Chaque ouvrier ou artisan pouvait, dans le cadre familial, brasser pour son propre compte une partie des 110 litres d’orge reçus au titre de sa ration mensuelle, en troquer une autre partie contre des biens de nécessité. L'orge et le blé servent de "monnaie" d'échange. A côté de ce "brassage à la maison", des comptes de fourniture de bière nous disent qu'une partie des rations d'orge allouées aux équipes est brassée centralement et livrée en jarres-ds de bière. Ces jarres ont une capacité standardisée, de manière que chaque bénéficiaire puisse savoir combien de bière il reçoit. Connaissant sa qualité (ratio grains ⇔ bière), il contrôle l'équivalent-grains reçu.
Entre le brassage domestique et le grand atelier centralisé de brassage, une solution intermédiaire a été adoptée : les ateliers de brassage locaux. Nous ignorons les règles qui président au choix de telle ou telle organisation et le poids des administrations de chaque nome (province) dans ce domaine.
L’administrateur du domaine organisait des ateliers-brasserie à la fois pour maîtriser le cycle technique de brassage et pourvoir régulièrement en bière des équipes locales de travail d’une centaine ou plus d’ouvriers. Un contremaître contrôle sur place le travail des ouvriers-ouvrières de brasserie, comme Kha-bau-Seker qui porte le titre de "Contrôleur des femmes du brassage". Le personnel semble avoir été autant féminin que masculin, mais pas les tâches.

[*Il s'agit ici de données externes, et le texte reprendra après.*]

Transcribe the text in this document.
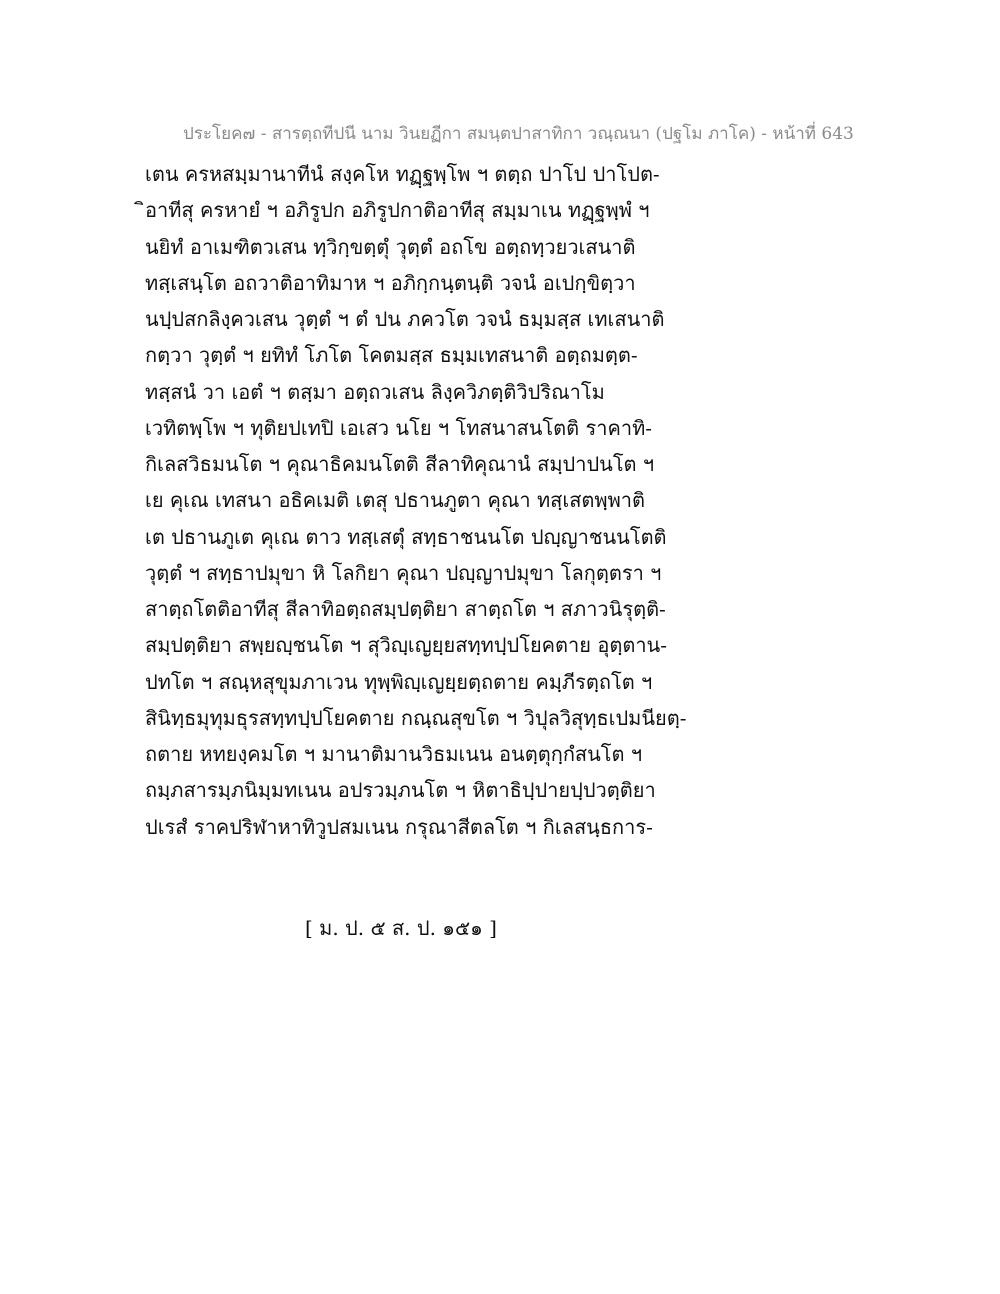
ประโยค๗ - สารตฺถทีปนี นาม วินยฏีกา สมนฺตปาสาทิกา วณฺณนา (ปฐโม ภาโค) - หน้าที่ 643
เตน ครหสมฺมานาทีนํ สงฺคโห ทฏฺฐพฺโพ ฯ ตตฺถ ปาโป ปาโปต-
ิอาทีสุ ครหายํ ฯ อภิรูปก อภิรูปกาติอาทีสุ สมฺมาเน ทฏฺฐพฺพํ ฯ
นยิทํ อาเมฑิตวเสน ทฺวิกฺขตฺตุํ วุตฺตํ อถโข อตฺถทฺวยวเสนาติ
ทสฺเสนฺโต อถวาติอาทิมาห ฯ อภิกฺกนฺตนฺติ วจนํ อเปกฺขิตฺวา
นปฺปสกลิงฺควเสน วุตฺตํ ฯ ตํ ปน ภควโต วจนํ ธมฺมสฺส เทเสนาติ
กตฺวา วุตฺตํ ฯ ยทิทํ โภโต โคตมสฺส ธมฺมเทสนาติ อตฺถมตฺต-
ทสฺสนํ วา เอตํ ฯ ตสฺมา อตฺถวเสน ลิงฺควิภตฺติวิปริณาโม
เวทิตพฺโพ ฯ ทุติยปเทปิ เอเสว นโย ฯ โทสนาสนโตติ ราคาทิ-
กิเลสวิธมนโต ฯ คุณาธิคมนโตติ สีลาทิคุณานํ สมฺปาปนโต ฯ
เย คุเณ เทสนา อธิคเมติ เตสุ ปธานภูตา คุณา ทสฺเสตพฺพาติ
เต ปธานภูเต คุเณ ตาว ทสฺเสตุํ สทฺธาชนนโต ปญฺญาชนนโตติ
วุตฺตํ ฯ สทฺธาปมุขา หิ โลกิยา คุณา ปญฺญาปมุขา โลกุตฺตรา ฯ
สาตฺถโตติอาทีสุ สีลาทิอตฺถสมฺปตฺติยา สาตฺถโต ฯ สภาวนิรุตฺติ-
สมฺปตฺติยา สพฺยญฺชนโต ฯ สุวิญฺเญยฺยสทฺทปฺปโยคตาย อุตฺตาน-
ปทโต ฯ สณฺหสุขุมภาเวน ทุพฺพิญฺเญยฺยตฺถตาย คมฺภีรตฺถโต ฯ
สินิทฺธมุทุมธุรสทฺทปฺปโยคตาย กณฺณสุขโต ฯ วิปุลวิสุทฺธเปมนียตฺ-
ถตาย หทยงฺคมโต ฯ มานาติมานวิธมเนน อนตฺตุกฺกํสนโต ฯ
ถมฺภสารมฺภนิมฺมทเนน อปรวมฺภนโต ฯ หิตาธิปฺปายปฺปวตฺติยา
ปเรสํ ราคปริฬาหาทิวูปสมเนน กรุณาสีตลโต ฯ กิเลสนฺธการ-
[ ม. ป. ๕ ส. ป. ๑๕๑ ]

La gestion de ces ateliers de brassage nous vaut leur description sur des fresques de mastabas (construction funéraire) construites et décorées pour des administrateurs de domaines royaux. Ces peintures commandées par eux disent combien ces gestionnaires sont fiers de leurs accomplissements et désireux que ce bonheur (bière à volonté) se poursuive dans l’autre-monde.

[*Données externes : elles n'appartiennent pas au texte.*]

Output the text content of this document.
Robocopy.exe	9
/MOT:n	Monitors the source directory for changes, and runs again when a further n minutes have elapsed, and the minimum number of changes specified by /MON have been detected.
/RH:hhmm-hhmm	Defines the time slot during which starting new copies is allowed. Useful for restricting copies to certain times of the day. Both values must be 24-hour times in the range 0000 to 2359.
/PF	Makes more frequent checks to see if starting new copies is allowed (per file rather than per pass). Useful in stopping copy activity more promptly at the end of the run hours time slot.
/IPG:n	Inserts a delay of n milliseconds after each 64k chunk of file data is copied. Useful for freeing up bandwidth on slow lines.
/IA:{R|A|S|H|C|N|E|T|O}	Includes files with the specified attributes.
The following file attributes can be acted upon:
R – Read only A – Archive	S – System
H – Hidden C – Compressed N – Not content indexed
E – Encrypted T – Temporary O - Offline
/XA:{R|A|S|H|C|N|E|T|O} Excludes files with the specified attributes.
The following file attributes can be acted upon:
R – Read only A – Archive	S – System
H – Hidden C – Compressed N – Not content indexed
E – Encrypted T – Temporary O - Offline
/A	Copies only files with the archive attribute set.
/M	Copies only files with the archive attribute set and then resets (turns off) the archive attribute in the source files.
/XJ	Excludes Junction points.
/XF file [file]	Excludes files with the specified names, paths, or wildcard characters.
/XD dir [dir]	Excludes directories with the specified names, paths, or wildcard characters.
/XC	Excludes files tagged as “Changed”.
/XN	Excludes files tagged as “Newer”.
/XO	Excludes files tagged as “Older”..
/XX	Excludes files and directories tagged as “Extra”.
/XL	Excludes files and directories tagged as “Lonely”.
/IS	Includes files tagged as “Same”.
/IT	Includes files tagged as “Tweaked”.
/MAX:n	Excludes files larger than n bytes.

Ces fresques forment un ensemble documentaire inestimable. Elles décrivent le cycle de brassage, la succession des opérations et le personnel de brasserie. Les variantes techniques qu'elles présentent montrent que l’organisation générale des ateliers fluctue selon leur taille, la fréquence des brassins et le type de bière produit, mais aussi les méthodes de brassage qui ne sont pas aussi standardisées qu'on le croit. La standardisation de la brasserie et l'hégémonie de la technique du maltage et son industrialisation sont des inventions modernes occidentales.
[1] Janssen Jac J. 1997, Village Varia. Ten studies on the history and administration of Deir-el-Medina, pp 13-35.

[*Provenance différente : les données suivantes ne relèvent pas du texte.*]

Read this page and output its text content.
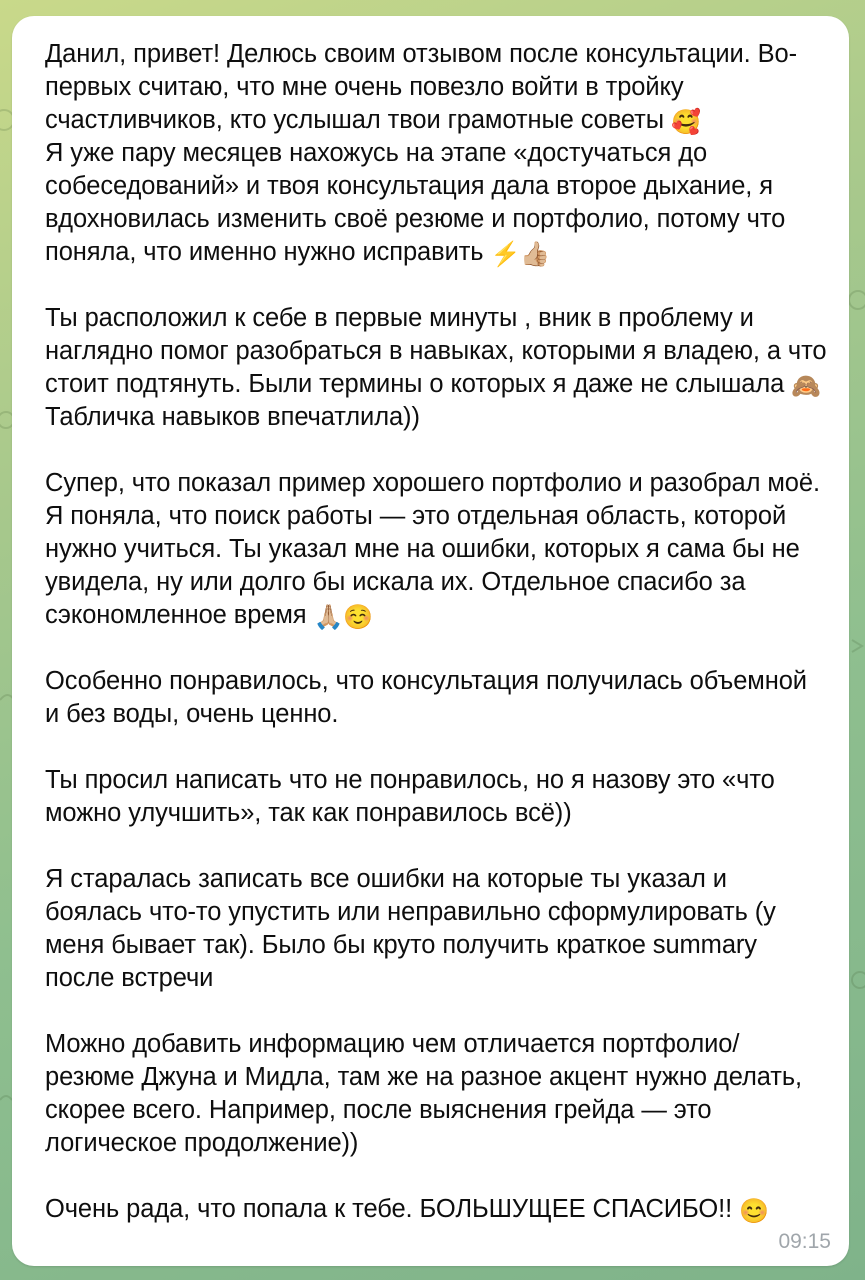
Данил, привет! Делюсь своим отзывом после консультации. Во-первых считаю, что мне очень повезло войти в тройку счастливчиков, кто услышал твои грамотные советы 🥰
Я уже пару месяцев нахожусь на этапе «достучаться до собеседований» и твоя консультация дала второе дыхание, я вдохновилась изменить своё резюме и портфолио, потому что поняла, что именно нужно исправить ⚡👍🏼
Ты расположил к себе в первые минуты , вник в проблему и наглядно помог разобраться в навыках, которыми я владею, а что стоит подтянуть. Были термины о которых я даже не слышала 🙈 Табличка навыков впечатлила))
Супер, что показал пример хорошего портфолио и разобрал моё. Я поняла, что поиск работы — это отдельная область, которой нужно учиться. Ты указал мне на ошибки, которых я сама бы не увидела, ну или долго бы искала их. Отдельное спасибо за сэкономленное время 🙏🏼☺️
Особенно понравилось, что консультация получилась объемной и без воды, очень ценно.
Ты просил написать что не понравилось, но я назову это «что можно улучшить», так как понравилось всё))
Я старалась записать все ошибки на которые ты указал и боялась что-то упустить или неправильно сформулировать (у меня бывает так). Было бы круто получить краткое summary после встречи
Можно добавить информацию чем отличается портфолио/резюме Джуна и Мидла, там же на разное акцент нужно делать, скорее всего. Например, после выяснения грейда — это логическое продолжение))
Очень рада, что попала к тебе. БОЛЬШУЩЕЕ СПАСИБО!! 😊
09:15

[2] Janssen Jac J. 1975, Commodity Prices from the Ramessid Period, p. 460. Le sac khar = 76,8 litres au Nouvel-Empire, période d'activité de Deir el-Medineh. Le khar de l'Ancien empire égyptien équivaut à 48 litres.
[3] 17 ouvriers, 1 contremaître, 1 scribe, 1 garde, 2 jeunes hommes, une ou deux femmes-esclaves, 1 portier et un "docteur" (Janssen 1997, 14).